Bernard Fouquet is not your average model. Male, over 60, with a shock of silver hair and piercing blue eyes, he cuts a distinctly atypical, yet nonetheless rakish dash. He has six children (one son, five daughters) and manages to balance what appears to be a family life lifted straight from the pages of a Tommy Hilfiger campaign (which isn’t far off – both he and a number of his children work with the house) with an unsurprisingly successful modelling career, as well as running his own cashmere business from whichever corner of the globe he happens to be on at any given time. A true friend of The Rake, Bernard was kind enough to talk us through some of the pearls of wisdom he has accrued over the years.
“It’s funny, a friend just called and asked if I was on holiday, and I said ‘I am never on holiday!’” A miserable thought for most, but Bernard’s easy laugh and mock-surprise at the question reveals quite how much he loves his work. “First of all, there is no really bad part of my job – that’s what I think all the time,” Bernard explains, questioning how he could possibly complain about a client when there is such a strong mutual trust implicit between himself and the brand who has booked him. “The best part of the job is travelling and meeting different people all the time. That’s one of the things I love more than anything… And on top of that you get to make a living which is pretty good, no?” With the twinkle in his eye and relaxed attitude towards his admittedly ‘pretty good’ job means it would be easy to assume that Fouquet has had an easy life. Not so.
“You have to suffer – if you don’t suffer, you don’t learn."
“Don’t do drugs and don’t drink. That’s what I would say to myself at 16. When you use drugs and you do a lot of drinking, it affects so many things in your life – your relationships, job, everything”. Bernard is open and retrospectively level-headed about the addiction he tackled – and has now beaten. His roller-coaster experience – “you get angry, you get crazy, you get happy, you get sad” – taught him some of his hardest lessons. “You have to suffer – if you don’t suffer, you don’t learn. I am the type of person who learns a lot by suffering. You have to learn the hard way. When everything is too sweet and nice, what do you learn?” His thick French accent takes on a humble, pensive pace when he talks of the difficulties he’s faced, but he always ends on a positive. “I have been sober now for 21 years and I can see a big difference, I tell you. I go to AA, I have done all that work. It was not easy but the reason we do it is so that every day is better and better and better.”

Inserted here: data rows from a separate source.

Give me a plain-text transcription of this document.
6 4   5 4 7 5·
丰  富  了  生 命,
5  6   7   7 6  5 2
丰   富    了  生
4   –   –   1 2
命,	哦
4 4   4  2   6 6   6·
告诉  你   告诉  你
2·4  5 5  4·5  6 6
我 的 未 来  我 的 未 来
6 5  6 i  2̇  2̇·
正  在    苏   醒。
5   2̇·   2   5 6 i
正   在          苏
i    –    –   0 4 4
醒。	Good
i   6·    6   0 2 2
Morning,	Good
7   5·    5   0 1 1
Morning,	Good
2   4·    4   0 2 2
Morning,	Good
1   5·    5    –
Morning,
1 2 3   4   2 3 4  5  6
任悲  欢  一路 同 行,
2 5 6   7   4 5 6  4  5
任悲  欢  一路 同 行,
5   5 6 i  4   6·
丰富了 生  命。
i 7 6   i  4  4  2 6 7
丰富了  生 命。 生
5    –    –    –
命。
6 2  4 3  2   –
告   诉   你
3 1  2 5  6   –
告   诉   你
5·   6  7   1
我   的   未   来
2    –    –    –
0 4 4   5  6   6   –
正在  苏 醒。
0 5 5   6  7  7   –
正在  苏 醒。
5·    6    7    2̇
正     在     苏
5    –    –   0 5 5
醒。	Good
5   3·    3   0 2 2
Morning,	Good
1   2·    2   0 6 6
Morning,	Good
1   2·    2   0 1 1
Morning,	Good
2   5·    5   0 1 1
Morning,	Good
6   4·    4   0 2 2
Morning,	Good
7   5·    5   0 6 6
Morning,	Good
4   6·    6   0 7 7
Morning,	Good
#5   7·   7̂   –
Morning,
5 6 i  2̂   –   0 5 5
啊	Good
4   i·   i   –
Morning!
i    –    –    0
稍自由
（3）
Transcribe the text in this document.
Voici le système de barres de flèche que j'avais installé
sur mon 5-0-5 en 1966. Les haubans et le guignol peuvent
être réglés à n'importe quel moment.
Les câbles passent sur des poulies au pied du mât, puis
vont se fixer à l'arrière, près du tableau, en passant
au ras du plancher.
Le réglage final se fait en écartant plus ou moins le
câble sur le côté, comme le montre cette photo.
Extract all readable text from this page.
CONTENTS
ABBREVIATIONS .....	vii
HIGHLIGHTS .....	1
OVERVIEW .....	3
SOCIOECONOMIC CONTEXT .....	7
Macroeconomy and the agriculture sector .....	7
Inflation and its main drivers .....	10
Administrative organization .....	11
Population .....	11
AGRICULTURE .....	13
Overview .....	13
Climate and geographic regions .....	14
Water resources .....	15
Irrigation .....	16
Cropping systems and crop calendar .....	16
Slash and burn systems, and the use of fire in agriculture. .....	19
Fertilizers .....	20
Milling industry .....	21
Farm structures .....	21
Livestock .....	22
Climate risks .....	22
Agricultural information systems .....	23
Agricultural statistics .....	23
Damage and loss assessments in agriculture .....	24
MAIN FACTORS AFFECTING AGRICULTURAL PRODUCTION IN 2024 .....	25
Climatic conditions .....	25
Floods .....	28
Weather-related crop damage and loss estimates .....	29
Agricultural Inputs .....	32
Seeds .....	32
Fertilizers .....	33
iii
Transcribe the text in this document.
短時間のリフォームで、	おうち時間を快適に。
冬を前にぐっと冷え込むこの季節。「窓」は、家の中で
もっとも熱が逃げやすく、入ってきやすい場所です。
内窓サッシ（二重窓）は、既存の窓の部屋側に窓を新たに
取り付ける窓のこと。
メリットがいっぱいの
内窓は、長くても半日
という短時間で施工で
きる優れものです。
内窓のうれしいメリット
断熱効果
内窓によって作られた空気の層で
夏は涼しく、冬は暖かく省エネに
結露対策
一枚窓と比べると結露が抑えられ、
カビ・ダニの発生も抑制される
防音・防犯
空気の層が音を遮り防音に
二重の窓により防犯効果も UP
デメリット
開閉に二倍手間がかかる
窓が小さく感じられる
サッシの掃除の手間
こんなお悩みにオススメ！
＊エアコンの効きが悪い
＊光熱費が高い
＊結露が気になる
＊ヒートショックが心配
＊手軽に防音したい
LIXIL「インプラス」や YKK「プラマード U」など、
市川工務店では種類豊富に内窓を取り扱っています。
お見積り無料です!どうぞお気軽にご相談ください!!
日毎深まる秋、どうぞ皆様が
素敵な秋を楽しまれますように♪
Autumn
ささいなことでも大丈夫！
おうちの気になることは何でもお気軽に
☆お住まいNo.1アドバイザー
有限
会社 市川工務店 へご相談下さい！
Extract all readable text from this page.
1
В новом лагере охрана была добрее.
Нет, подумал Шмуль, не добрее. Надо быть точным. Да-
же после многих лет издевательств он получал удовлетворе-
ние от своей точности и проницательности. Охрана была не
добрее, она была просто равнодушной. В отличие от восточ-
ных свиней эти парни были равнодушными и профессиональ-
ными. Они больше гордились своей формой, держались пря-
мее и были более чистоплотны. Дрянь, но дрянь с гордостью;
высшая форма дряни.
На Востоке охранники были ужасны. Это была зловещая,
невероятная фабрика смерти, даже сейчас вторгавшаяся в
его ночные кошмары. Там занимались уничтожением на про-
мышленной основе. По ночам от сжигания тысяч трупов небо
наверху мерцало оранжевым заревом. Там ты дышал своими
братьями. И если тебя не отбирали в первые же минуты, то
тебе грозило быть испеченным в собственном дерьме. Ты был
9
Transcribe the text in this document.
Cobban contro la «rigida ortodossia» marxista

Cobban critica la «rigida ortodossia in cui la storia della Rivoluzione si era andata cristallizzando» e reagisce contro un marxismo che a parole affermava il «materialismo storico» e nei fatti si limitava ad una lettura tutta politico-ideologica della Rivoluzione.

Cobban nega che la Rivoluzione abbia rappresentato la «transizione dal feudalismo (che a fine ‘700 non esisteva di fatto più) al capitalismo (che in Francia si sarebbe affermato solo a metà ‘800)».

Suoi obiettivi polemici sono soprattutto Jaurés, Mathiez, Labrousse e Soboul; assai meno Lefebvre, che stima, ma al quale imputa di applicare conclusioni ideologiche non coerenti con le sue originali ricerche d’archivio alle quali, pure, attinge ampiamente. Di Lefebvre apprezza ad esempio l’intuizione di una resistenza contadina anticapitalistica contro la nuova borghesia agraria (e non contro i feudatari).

Bernard’s unfailingly optimistic outlook only adds to his charm and he has the sort of open personality that makes you feel like you’ve known him far beyond a half hour Skype conversation. “I never really give up and I think I have a lot of discipline for myself, and I won’t change that at all. That discipline – you know, it’s a funny story. When I got divorced the second time, I was using drugs and drinking and it was a bad divorce. My lawyer said ‘You know what, Bernard, I want you to have discipline!’ Since that day, I realised I paid my lawyer too much; I lost the case, but to tell you the truth I won in the respect that I found my inner discipline. It’s something I had to learn; he said ‘You need discipline or you won’t go anywhere.’ So I said, ‘Ok, fine.’” Bernard’s idea of a funny story might not be entirely conventional, but he has the sense to laugh at the irony of his expensive lawyer who lost him a lot, but taught him something more valuable than anything material.